Pode ser que a violência física no Brasil se reduza ao se evitar a violência nas mensagens e na comunicação e ao se reduzir aquela contida nos pensamentos e nos sentimentos. A violência nas escolas brasileiras, antes de ser física, é uma violência verbal e mental.

A construção de uma cultura da paz exige transformação de valores, mentalidade e comportamentos. A UNESCO já reconhecia a necessidade de trabalhar a paz dentro de cada pessoa quando adotou a seguinte frase como introdução ao ato que a constituiu: “Se as guerras nascem no espírito dos homens, é nos espíritos dos homens que devem ser erguidos os baluartes da paz.”

A falta de fraternidade induz a violência. Liberdade de expressão sem fraternidade e respeito pelos outros pode ter resultados violentos e criminosos, como mostram episódios de comunicação no Brasil e no exterior. Toda ação gera uma reação, que pode ser desproporcional quando envolve fundamentalismos religiosos. O sábio indiano Sri Aurobindo observou que  a fraternidade é a chave para viabilizar a liberdade com igualdade.
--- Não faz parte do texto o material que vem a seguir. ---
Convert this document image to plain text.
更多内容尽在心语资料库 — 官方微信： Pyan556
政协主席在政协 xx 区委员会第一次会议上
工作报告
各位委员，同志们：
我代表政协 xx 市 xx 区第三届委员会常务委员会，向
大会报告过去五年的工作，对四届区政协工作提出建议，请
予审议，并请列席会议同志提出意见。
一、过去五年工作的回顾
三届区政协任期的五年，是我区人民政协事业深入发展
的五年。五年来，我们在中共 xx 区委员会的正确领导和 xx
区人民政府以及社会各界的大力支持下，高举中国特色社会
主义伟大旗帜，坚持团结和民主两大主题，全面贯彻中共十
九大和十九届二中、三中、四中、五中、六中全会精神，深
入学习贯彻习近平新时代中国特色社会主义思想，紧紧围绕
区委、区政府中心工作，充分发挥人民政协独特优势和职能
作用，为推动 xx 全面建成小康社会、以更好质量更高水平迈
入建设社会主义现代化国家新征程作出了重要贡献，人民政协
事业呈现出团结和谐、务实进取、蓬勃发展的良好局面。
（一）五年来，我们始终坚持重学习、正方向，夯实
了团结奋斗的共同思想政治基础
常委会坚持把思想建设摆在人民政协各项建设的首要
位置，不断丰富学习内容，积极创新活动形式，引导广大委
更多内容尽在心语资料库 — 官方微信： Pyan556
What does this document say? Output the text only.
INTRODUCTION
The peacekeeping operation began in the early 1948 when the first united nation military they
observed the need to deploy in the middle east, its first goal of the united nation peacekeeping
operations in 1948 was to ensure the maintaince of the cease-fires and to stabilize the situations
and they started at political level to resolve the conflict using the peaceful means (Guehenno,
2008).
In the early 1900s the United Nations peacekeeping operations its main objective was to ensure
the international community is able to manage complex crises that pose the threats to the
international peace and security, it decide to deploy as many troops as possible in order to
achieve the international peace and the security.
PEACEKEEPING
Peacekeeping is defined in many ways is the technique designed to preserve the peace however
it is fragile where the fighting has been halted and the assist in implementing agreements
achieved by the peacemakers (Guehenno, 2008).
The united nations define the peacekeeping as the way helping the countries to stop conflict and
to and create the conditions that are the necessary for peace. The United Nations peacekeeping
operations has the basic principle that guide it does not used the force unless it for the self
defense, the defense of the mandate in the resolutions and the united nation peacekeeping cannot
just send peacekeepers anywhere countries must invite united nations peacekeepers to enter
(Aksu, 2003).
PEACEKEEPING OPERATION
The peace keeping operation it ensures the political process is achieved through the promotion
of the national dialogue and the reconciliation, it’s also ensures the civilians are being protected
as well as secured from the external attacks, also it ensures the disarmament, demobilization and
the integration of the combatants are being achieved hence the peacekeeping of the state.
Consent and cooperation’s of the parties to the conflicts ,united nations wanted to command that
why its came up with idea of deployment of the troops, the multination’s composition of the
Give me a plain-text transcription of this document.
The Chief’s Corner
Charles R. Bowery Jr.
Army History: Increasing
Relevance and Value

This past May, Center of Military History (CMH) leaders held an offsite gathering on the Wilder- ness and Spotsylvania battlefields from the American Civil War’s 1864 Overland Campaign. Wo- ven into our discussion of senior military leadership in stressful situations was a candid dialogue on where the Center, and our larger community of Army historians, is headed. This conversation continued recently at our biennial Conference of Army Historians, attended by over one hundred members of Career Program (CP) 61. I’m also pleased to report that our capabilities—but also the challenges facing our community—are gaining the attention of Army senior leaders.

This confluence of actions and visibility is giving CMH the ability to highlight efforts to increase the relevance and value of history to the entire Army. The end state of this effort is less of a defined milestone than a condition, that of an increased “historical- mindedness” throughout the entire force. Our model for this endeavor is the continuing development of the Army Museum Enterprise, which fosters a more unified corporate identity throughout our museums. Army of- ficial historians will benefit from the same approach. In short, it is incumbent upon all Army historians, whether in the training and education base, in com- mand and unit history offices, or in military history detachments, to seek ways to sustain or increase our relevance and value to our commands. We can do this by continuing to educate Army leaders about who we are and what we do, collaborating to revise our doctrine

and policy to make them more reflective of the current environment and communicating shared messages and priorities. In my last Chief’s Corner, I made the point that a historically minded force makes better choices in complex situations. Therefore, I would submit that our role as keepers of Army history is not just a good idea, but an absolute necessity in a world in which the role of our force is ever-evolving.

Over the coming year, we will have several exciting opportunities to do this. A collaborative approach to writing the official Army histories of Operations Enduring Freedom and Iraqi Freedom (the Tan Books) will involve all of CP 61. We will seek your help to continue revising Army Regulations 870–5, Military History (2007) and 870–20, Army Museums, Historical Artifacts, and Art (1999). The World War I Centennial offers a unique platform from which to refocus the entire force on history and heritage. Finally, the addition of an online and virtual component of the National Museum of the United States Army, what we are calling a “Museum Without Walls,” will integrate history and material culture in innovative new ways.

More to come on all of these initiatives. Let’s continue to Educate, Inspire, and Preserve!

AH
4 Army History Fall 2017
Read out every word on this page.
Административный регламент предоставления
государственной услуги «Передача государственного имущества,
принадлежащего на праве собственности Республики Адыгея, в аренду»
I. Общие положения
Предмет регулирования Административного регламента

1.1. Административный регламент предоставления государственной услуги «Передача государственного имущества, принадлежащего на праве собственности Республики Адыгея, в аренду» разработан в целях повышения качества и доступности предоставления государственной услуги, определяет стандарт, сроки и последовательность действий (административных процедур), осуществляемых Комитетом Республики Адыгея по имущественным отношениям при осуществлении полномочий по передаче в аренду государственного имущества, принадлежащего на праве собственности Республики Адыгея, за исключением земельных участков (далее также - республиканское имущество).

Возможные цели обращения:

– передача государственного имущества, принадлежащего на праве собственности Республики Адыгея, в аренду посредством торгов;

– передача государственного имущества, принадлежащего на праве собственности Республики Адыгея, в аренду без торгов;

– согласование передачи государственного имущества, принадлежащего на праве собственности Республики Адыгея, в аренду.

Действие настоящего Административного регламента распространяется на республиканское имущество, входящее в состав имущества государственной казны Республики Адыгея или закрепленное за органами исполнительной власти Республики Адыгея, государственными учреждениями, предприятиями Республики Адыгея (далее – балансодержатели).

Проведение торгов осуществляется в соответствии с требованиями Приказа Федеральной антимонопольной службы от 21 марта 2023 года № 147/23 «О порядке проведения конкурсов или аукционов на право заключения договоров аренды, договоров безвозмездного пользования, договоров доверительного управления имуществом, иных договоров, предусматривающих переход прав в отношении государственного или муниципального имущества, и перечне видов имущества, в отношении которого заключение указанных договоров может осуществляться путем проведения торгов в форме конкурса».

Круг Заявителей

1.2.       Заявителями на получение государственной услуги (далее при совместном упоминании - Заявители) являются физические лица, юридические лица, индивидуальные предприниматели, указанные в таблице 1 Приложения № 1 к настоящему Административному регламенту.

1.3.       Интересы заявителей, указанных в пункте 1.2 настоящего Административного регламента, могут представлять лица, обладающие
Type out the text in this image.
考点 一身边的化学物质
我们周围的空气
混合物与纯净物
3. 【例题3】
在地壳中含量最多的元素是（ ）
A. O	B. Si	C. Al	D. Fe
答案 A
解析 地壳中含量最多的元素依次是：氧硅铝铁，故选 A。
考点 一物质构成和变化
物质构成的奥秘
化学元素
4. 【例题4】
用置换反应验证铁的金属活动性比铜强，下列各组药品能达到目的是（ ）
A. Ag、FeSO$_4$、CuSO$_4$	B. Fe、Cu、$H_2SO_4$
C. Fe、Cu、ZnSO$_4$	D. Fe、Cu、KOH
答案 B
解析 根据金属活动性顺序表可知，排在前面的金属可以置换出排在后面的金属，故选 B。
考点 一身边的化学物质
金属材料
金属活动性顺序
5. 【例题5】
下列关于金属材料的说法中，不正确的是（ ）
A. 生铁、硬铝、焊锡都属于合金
Mensagens podem inspirar, promover virtudes, despertar sentimentos edificantes. O cuidado com as mensagens  e com a linguagem integra o esforço de aprimoramento da evolução humana. Gentileza, cortesia, cordialidade, empatia e compaixão, fraternidade e amor são atitudes que podem promover encontros, cooperação e compreensão e desarmar escaladas de violência a partir da comunicação.

(*) Autor dos livros Ecologizar, Tesouros da Índia, Meio Ambiente & Evolução Humana.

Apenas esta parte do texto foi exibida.